ノート Black Editionはフロントグリル、ドアミラー、ホイールカバー、ブランドロゴエンブレムをすべてブラックで統一。インテリアも黒基調でまとめ、「シンプルながらシックで研ぎ澄まされたスタイル」を打ち出した。安全・利便装備としてインテリジェント アラウンドビューモニターとインテリジェント ルームミラーが標準化されており、これだけでもオプション選択の手間と費用を省ける実質的なメリットだ。新たなボディカラーとして「ピュアホワイトパール/ミッドナイトブラック 2トーン」がノートに設定されたのも見どころだ。
ノート オーラ Black Editionは同様にブランドロゴエンブレム、グリルフィニッシャー、ヘッドライトインナーパネル、ドアミラー、専用ブラックアルミホイールを黒で統一。こちらはNissanConnectナビ、BOSEシステム、ETC2.0、プロパイロットまでもがセットで標準装備になっており、オーラらしい上質さをそのまま黒に凝縮したモデルとなっている。

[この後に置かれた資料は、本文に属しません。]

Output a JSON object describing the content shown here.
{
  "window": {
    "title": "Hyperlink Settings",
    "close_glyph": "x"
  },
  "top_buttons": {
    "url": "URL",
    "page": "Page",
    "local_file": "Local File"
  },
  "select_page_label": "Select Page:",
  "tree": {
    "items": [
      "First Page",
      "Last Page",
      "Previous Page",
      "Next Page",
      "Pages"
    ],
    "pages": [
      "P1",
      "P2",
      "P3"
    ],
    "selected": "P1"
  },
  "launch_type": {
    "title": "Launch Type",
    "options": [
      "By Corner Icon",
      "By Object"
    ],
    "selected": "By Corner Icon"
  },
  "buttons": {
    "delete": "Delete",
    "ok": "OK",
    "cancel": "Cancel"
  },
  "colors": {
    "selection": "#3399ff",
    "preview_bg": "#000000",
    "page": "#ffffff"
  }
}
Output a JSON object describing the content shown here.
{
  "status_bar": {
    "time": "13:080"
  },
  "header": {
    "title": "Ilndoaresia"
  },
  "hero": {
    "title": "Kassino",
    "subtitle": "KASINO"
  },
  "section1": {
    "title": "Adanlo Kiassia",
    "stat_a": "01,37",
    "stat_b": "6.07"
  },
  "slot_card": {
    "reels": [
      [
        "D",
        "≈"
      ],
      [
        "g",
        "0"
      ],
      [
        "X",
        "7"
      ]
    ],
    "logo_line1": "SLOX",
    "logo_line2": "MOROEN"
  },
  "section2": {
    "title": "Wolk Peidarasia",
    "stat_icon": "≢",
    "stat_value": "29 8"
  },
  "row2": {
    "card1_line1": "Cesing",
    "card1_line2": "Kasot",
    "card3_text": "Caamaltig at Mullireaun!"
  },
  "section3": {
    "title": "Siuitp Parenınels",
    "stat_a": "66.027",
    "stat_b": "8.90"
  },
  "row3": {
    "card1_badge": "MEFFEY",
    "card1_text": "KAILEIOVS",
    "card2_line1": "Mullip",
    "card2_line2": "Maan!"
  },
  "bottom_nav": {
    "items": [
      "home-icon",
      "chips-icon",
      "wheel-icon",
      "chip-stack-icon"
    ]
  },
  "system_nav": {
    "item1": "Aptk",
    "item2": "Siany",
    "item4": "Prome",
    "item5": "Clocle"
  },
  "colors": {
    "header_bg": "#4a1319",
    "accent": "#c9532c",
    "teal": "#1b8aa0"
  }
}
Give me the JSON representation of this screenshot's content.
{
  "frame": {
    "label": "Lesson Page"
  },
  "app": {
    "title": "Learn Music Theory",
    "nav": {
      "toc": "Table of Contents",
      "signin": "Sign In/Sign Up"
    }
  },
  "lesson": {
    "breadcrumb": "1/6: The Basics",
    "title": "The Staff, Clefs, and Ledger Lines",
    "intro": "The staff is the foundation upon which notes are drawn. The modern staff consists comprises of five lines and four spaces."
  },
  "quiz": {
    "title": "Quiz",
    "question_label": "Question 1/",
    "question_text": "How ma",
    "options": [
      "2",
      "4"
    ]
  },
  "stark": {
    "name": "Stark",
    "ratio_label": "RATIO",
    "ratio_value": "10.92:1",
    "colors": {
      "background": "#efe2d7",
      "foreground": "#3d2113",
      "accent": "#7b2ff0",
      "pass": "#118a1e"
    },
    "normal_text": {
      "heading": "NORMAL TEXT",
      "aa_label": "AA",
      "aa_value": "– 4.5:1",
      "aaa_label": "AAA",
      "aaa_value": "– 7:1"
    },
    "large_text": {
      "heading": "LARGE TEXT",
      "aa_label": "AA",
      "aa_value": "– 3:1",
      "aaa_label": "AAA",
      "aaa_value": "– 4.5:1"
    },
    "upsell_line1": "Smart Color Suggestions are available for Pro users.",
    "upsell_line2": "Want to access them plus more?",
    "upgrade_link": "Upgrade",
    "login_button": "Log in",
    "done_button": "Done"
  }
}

ノート オーラ NISMOにとって赤は単なるアクセントではない。NISMOロードカーシリーズが共通して使ってきたシグネチャーカラーで、フロントグリルのフィニッシャーからインテリアのステッチまで、「赤があるからNISMOだ」とひと目でわかる存在感を放ってきたのがこれまでの常だ。
今回の「ノート オーラ NISMO Black Limited」は、その赤いアクセントをほとんどすべて黒に変えた。エクステリアの赤アクセントをブラックで統一した専用外装、さらに専用デカールとインテリアの専用エンブレムが追加されている。日産の説明は「走りへの情熱を内に秘めた精悍な世界観」。これを「らしくない」と受け取るかは好みの問題だが、スポーティさを力強く訴える赤い装飾がが得意でない、というユーザーも少なくないだろう。装備面では人気の高いNissanConnectナビゲーションシステム、BOSEパーソナルプラスサウンドシステム、プロパイロットが標準化されている。
税込価格はノートが239万9100円〜278万5200円、ノート オーラが284万9000円〜361万200円、ノート オーラ NISMOが316万3600円〜401万1700円。なお今回、ノートについては物流費や原材料費の高騰を受けた価格改定も実施された。